Le peuple perdu de la gauche

Éric Fassin invite à repenser les représentations des classes populaires et leurs liens avec les minorités.

Olivier Doubre  • 22 mai 2014 abonné·es
Le peuple perdu de la gauche
© **Gauche : l’avenir d’une désillusion** , Éric Fassin, éd. Textuel, coll. « Petite encyclopédie critique », 72 p., 8 euros. Photo : AFP PHOTO / JEFF PACHOUD

Les intellectuels peuvent-ils encore, de nos jours, peser sur la vie politique ? Leur engagement peut-il avoir quelque influence sur la gauche, fût-elle de gouvernement ? C’est bien ce que voudrait, à travers ce petit livre énergique, concrétiser le sociologue Éric Fassin. Mais, comme il le souligne d’emblée, le problème est que cette gauche de gouvernement n’est plus… de gauche. En proie depuis trois décennies à une « dérive droitière » ininterrompue, quand bien même elle se présenterait comme « sociale-démocrate assumée ». Une dérive qui est d’abord le « symptôme », incarné par le Parti socialiste, de « l’hégémonie idéologique de la droite », qui se veut désormais « décomplexée ». Ce terme traduit surtout l’affirmation d’une droite « éhontée » face à l’ « affaissement idéologique » d’une gauche « honteuse », comme le souligne le sociologue, quand « l’une semble nager avec aisance dans le sens du courant, tandis que l’autre s’épuise à le remonter »

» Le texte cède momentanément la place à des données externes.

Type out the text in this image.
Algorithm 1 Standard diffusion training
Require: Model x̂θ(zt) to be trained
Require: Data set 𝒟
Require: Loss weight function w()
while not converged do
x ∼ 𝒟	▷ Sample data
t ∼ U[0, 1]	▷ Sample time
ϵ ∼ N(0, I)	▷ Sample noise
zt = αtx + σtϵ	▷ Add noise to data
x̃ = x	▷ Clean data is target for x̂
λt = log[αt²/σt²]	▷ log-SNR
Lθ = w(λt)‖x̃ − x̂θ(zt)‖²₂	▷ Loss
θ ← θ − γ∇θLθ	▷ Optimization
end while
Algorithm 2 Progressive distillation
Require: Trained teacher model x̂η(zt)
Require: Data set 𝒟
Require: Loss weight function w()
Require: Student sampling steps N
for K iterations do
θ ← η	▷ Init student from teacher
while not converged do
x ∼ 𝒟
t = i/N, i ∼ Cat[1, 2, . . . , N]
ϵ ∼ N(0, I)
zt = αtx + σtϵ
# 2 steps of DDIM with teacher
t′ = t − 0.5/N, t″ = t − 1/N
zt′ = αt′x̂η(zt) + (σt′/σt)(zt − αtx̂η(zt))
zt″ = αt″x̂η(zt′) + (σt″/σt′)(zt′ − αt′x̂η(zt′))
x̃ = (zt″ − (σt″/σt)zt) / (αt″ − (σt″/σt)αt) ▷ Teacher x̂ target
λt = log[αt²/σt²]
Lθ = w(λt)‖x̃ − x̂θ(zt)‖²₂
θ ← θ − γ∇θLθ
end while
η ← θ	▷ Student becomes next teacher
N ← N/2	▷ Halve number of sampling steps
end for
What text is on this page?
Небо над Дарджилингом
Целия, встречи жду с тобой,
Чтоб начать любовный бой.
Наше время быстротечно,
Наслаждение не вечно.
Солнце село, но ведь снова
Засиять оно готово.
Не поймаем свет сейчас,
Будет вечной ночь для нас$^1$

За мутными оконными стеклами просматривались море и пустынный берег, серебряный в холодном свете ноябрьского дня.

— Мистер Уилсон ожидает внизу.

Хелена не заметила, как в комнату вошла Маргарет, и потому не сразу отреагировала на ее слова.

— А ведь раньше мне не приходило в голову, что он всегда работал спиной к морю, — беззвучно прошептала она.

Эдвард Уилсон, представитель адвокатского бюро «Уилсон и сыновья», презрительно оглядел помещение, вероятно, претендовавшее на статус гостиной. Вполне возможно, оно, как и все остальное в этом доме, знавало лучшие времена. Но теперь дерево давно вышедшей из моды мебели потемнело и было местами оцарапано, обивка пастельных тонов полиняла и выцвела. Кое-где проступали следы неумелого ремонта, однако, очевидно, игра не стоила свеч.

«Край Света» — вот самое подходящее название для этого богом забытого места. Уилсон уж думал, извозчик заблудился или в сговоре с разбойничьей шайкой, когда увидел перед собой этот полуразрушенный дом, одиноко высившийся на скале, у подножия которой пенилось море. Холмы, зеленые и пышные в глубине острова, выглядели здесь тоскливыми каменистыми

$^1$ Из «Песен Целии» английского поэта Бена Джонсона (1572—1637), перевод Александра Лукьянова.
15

Mais on aurait tort de croire qu’Éric Fassin se borne à dresser une nouvelle fois le bilan maintes fois entendu des échecs et surtout des reniements d’un Parti socialiste au pouvoir, prompt non pas à accepter « le laisser-faire libéral », mais pire, à céder la place à un « interventionnisme néolibéral » en gérant un État mis au service des marchés. C’est-à-dire l’inverse total de son affichage (récent) comme « social-démocrate », qui n’est qu’un simple glissement sémantique servant à justifier le reniement des promesses de campagne du Président, notamment celles du discours du Bourget (où le principal ennemi désigné était « le monde de la finance » ). En effet, rappelle Éric Fassin, historiquement, la social-démocratie est tout le contraire d’un « socialisme de l’offre », mais bien une politique dont « l’objectif est de protéger la société des marchés », où le rôle de l’État consistait à « convaincre patrons et syndicats de sacrifier une part de leurs revendications à la pérennisation d’une prospérité également profitable aux uns et aux autres » … Avec un titre qui se veut une réponse en forme de clin d’œil à l’ouvrage de François Furet le Passé d’une illusion, charge violente et partiale contre le communisme au XXe siècle, Éric Fassin veut croire à « l’avenir », cherchant la voie pour dépasser la « désillusion » qui frappe aujourd’hui le peuple de gauche. Pour lui redonner espoir et lui faire reconquérir une hégémonie culturelle. Or, pour l’auteur, c’est d’abord la conception, ou plutôt le contenu du terme « peuple » qu’il s’agit de revoir complètement. En somme, la gauche doit « changer de peuple ». Ou plutôt la façon dont celui-ci se conçoit, donc les représentations que les classes populaires ont d’elles-mêmes puisque, depuis les années 1980, elles se considèrent sinon « opposées aux minorités visibles », du moins sans liens avec celles-ci.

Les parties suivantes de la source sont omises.